Indeed, Minnesota’s first playoff berth since 2020 was more attributable to a terrific, revamped starting rotation featuring Pablo Lopez and Sonny Gray and the bevy of less-heralded position players who carved out winning roles. As the 2023 Twins rallied behind Willi Castro, Edouard Julien and Matt Wallner and claimed a down AL Central, Lewis got MRIs and rode the stationary bike.
All for Tuesday, the day when being on the field would no longer be enough.
‘It just felt right giving this to them’
The players in the Twins clubhouse couldn’t be faulted for the franchise’s 18 straight playoff losses, for the years of disappointment or the little-brother complex with the New York Yankees — least of all Lewis and starting pitcher Pablo Lopez, who played in none of those games. Yet on Tuesday, they felt the Target Field crowd craving release like a big family looking on.
“This game meant a lot to us for many, many reasons, and we just wanted to put an end to something that was very important to our beloved fans,” Lopez said. “Like, the fans have been so great to us. They support us. They root for us no matter the situation.
“It just felt right giving this to them.”
Not overly familiar with the DH role — Lewis rose through the minors as a shortstop and has mostly played third base in 2023 — he said he took advice from Buxton, the star who couldn’t make the roster, on how to stay ready for his moment. He found his blood pumping both from his dugout routine and from the atmosphere.

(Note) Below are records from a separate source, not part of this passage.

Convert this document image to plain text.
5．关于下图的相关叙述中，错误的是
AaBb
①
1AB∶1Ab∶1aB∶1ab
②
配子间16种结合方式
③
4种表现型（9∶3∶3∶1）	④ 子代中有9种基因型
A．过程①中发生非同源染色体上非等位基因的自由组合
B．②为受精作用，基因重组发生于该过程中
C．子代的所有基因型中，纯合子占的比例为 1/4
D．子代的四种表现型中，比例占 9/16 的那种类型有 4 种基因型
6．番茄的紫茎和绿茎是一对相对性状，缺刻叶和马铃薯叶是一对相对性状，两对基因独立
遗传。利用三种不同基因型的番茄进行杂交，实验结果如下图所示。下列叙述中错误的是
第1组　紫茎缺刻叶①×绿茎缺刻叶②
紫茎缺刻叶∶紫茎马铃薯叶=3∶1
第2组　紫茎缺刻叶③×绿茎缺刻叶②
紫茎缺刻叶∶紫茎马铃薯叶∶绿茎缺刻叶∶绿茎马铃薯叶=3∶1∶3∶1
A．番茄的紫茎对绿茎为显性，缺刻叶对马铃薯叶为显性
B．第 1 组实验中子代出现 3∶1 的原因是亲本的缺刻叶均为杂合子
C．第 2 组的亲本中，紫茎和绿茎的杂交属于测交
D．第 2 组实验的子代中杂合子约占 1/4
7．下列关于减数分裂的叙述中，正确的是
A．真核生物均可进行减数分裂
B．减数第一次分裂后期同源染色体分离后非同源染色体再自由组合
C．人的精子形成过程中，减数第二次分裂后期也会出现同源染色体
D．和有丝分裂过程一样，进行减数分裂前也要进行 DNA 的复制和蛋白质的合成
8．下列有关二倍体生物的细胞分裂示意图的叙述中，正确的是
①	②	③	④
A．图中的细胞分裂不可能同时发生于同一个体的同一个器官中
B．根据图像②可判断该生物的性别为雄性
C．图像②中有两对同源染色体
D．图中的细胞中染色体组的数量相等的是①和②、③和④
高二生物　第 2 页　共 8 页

“My heart was beating — it was the most nervous game, exciting game I’ve ever played in my life,” Lewis said afterward. “It was so much fun.”
And with two mighty swings off Kevin Gausman, the exuberant Lewis struck back at the dark clouds lingering over the Twins and continued his penchant for strong first impressions. Now the 10th player ever to homer twice in his first MLB postseason game, Lewis was already notable for whacking five grand slams in his young career and homering in his very first at-bat as a professional.
Though he throttled it down on the base paths to protect his hamstring Tuesday, Lewis — who batted .309 with 15 homers and 155 wRC+ in 239 regular-season plate appearances this year — has the most explosive bat in the Minnesota lineup right now. His presence makes a difference.
“I’ve tried to stretch my vocabulary and drop all the great adjectives,” Baldelli said after the Game 1 victory. “I can’t believe sometimes the things that he’s doing — they’re that impressive.”
Correa’s presence mattered in Game 1, too. Having gutted his way onto the roster for his first postseason since departing the Astros, the October-tested shortstop made an incredible, improvisational defensive play at a key moment.
Granted, neither two homers nor a great throw home nor a single win in a wild-card series will make the painful past go away. Those things won’t heal scars or reallocate precious time lost to them.
But by making it onto that field and doing what he did, Lewis made tomorrow feel lighter, brighter. He restored the Twins’ hopes and faith in potential.